Joseph Berger's long tribute to the late, legendary former New York City mayor Ed Koch made the front of the New York Times Sunday Metro section -- "So, How'd He Do?"
But Berger stained Koch's memory by citing the irresponsible, inflammatory voices of Rev. Calvin Butts and Al Sharpton and bizarrely suggesting Koch's rhetoric played a part in racist assaults against blacks: "Despite his condemnation of the mob beatings, it was hard to tamp down a sense among blacks that his public rhetoric -- in the 1988 presidential campaign, for example, he said Jews would be 'crazy' to vote for Jesse Jackson because of his 'Hymietown' slur about New York and his support for a Palestinian homeland -- may have helped foster an atmosphere in which some young whites felt emboldened to commit such assaults."
Ed Koch, the blunt-spoken and theatrical three-term mayor of New York City, who became a national emblem for the way New Yorkers talk and behave, often asked straphangers at subway stops to assess his record with a “How’m I doin’?”
With his death on Friday at 88, it seemed only fitting to ask that question once more -- in retrospect.
There is no doubt that Mr. Koch restored the spirit of the city after years of urban decay that had crystallized in the city’s near bankruptcy, and that reached a nadir of sorts in 1977 with the Son of Sam killings, a blackout and riots. Mr. Koch, a Democrat, took office in January 1978 and, with his moxie, was able to quickly create a sense among New Yorkers that someone was fighting to turn the city around.
“The city needed hope, it needed a champion, it needed a voice,” said Mitchell Moss, a professor of urban policy at New York University. “Ed Koch became that voice.”
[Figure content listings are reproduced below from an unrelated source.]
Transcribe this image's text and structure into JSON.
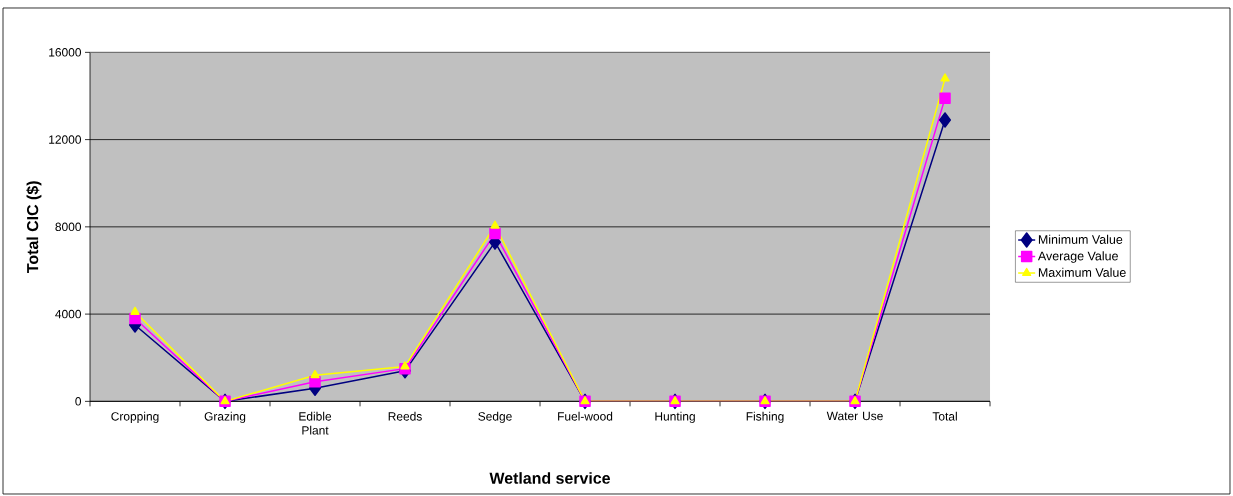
{
  "chart_data": {
    "type": "line",
    "xlabel": "Wetland service",
    "ylabel": "Total CIC ($)",
    "categories": [
      "Cropping",
      "Grazing",
      "Edible Plant",
      "Reeds",
      "Sedge",
      "Fuel-wood",
      "Hunting",
      "Fishing",
      "Water Use",
      "Total"
    ],
    "series": [
      {
        "name": "Minimum Value",
        "color": "#000080",
        "marker": "diamond",
        "values": [
          3500,
          0,
          600,
          1400,
          7300,
          0,
          0,
          0,
          0,
          12900
        ]
      },
      {
        "name": "Average Value",
        "color": "#ff00ff",
        "marker": "square",
        "values": [
          3800,
          0,
          900,
          1500,
          7700,
          0,
          0,
          0,
          0,
          13900
        ]
      },
      {
        "name": "Maximum Value",
        "color": "#ffff00",
        "marker": "triangle",
        "values": [
          4100,
          0,
          1200,
          1600,
          8050,
          0,
          0,
          0,
          0,
          14800
        ]
      }
    ],
    "ylim": [
      0,
      16000
    ],
    "yticks": [
      0,
      4000,
      8000,
      12000,
      16000
    ],
    "grid": "y",
    "legend": "right"
  }
}
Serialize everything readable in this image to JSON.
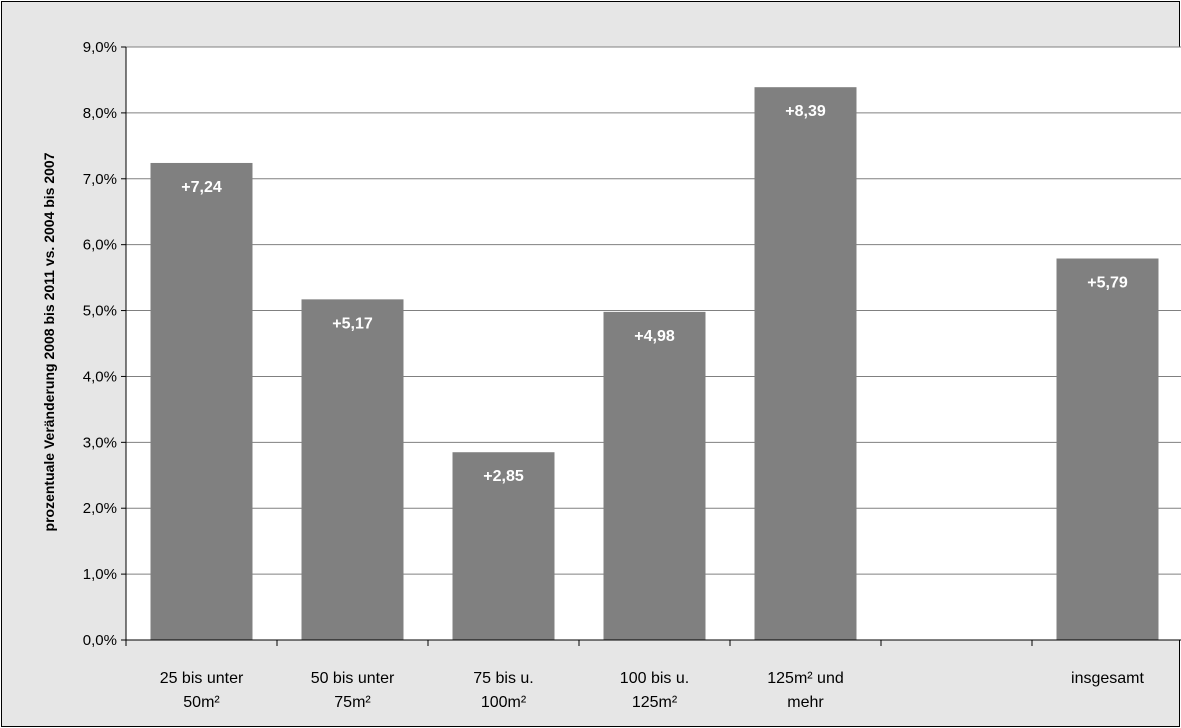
{
  "chart_data": {
    "type": "bar",
    "title": "",
    "xlabel": "",
    "ylabel": "prozentuale Veränderung 2008 bis 2011 vs. 2004 bis 2007",
    "ylim": [
      0,
      9
    ],
    "ytick_values": [
      0,
      1,
      2,
      3,
      4,
      5,
      6,
      7,
      8,
      9
    ],
    "ytick_labels": [
      "0,0%",
      "1,0%",
      "2,0%",
      "3,0%",
      "4,0%",
      "5,0%",
      "6,0%",
      "7,0%",
      "8,0%",
      "9,0%"
    ],
    "grid": true,
    "legend": "none",
    "categories": [
      [
        "25 bis unter",
        "50m²"
      ],
      [
        "50 bis unter",
        "75m²"
      ],
      [
        "75 bis u.",
        "100m²"
      ],
      [
        "100 bis u.",
        "125m²"
      ],
      [
        "125m² und",
        "mehr"
      ],
      [
        ""
      ],
      [
        "insgesamt"
      ]
    ],
    "values": [
      7.24,
      5.17,
      2.85,
      4.98,
      8.39,
      null,
      5.79
    ],
    "data_labels": [
      "+7,24",
      "+5,17",
      "+2,85",
      "+4,98",
      "+8,39",
      "",
      "+5,79"
    ],
    "colors": {
      "bar": "#808080",
      "plot_bg": "#ffffff",
      "frame_bg": "#e6e6e6",
      "grid": "#808080",
      "data_label": "#ffffff"
    }
  }
}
Even the Rev. Calvin O. Butts III, the pastor of Abyssinian Baptist Church in Harlem, who tangled frequently with Mr. Koch over what he felt was the mayor’s insensitivity to African-Americans, said Mr. Koch was the right mayor for his time.
“If you’ve got to have a mayor for New York City, you need a guy like Ed Koch because he’s a rough-and-tumble kind of guy who speaks up and fights back,” he said.
Berger doesn't convey how radical Butts really is. Here he is, talking about Republicans in the Contract With America days of 1995: "Yes Bob Dole, Phil Gramm, you are the enemy. Yes Clarence Thomas, you poor confused fellow, you are the enemy, and we are determined to turn you around, and if we don't, you are leading our country to a racial confrontation that we will all be the poorer for."
Berger hammered Koch on race, bizarrely suggesting he bore some responsibility for white-on-black "hate crimes."
On the ledger’s deficit side, experts say Mr. Koch needlessly antagonized African-American New Yorkers and allowed his reputation for let-the-chips-fall-where-they-may integrity to be tarnished by corruption scandals that started in the Parking Violations Bureau and raised questions about his alliances with political bosses. Together, those failures might have cost him a fourth term.
....
From the beginning, Mr. Koch frequently found himself at loggerheads with black ministers and politicians. The Sydenham closing stirred enormous resentment in Harlem. So did Mr. Koch’s abrasive style, which led him to call antipoverty organizers who were abusing the system “poverty pimps.” He might also have realized that more than a few of his white supporters appreciated such tough talk.
....
Mr. Koch also suffered because of racially charged episodes that sprang up on his watch: the 1984 shooting death of a 66-year-old black woman, Eleanor Bumpurs, by a white police officer during an eviction; the 1986 beating of three black men by a white gang in Howard Beach, Queens; the shooting death of Yusuf K. Hawkins by white youths weeks before the 1989 election.
Despite his condemnation of the mob beatings, it was hard to tamp down a sense among blacks that his public rhetoric -- in the 1988 presidential campaign, for example, he said Jews would be “crazy” to vote for Jesse Jackson because of his “Hymietown” slur about New York and his support for a Palestinian homeland -- may have helped foster an atmosphere in which some young whites felt emboldened to commit such assaults.
Also offensive is the idea that Koch needed to get in the good graces of the racially inflammatory Sharpton and Butts "to redeem himself" racially. Sharpton in particular has no place in a story on racial redemption. In 1995 he led a protest against a Harlem store, Freddy's Fashion Mart, owned by a Jewish tenant who was trying to evict a black-owned record store. Sharpton claimed "We will not stand by and allow them to move this brother so that some white interloper can expand his business." Months later a protestor entered Freddy's with a gun and set it on fire, killing seven people.
Yet Berger set Sharpton up as the arbiter of racial civility.
Still, Mr. Koch seemed to redeem himself in his post-mayoralty. The Rev. Al Sharpton Jr. became a friend, and Mr. Butts, who once said Mr. Koch was “worse than a racist, he was an opportunist,” said last week: “I never got the impression that he was a racist. He had his prejudices like everybody else and he allowed his temper and his I-know-what’s-best-for-everybody attitude to get in the way of sound judgment.”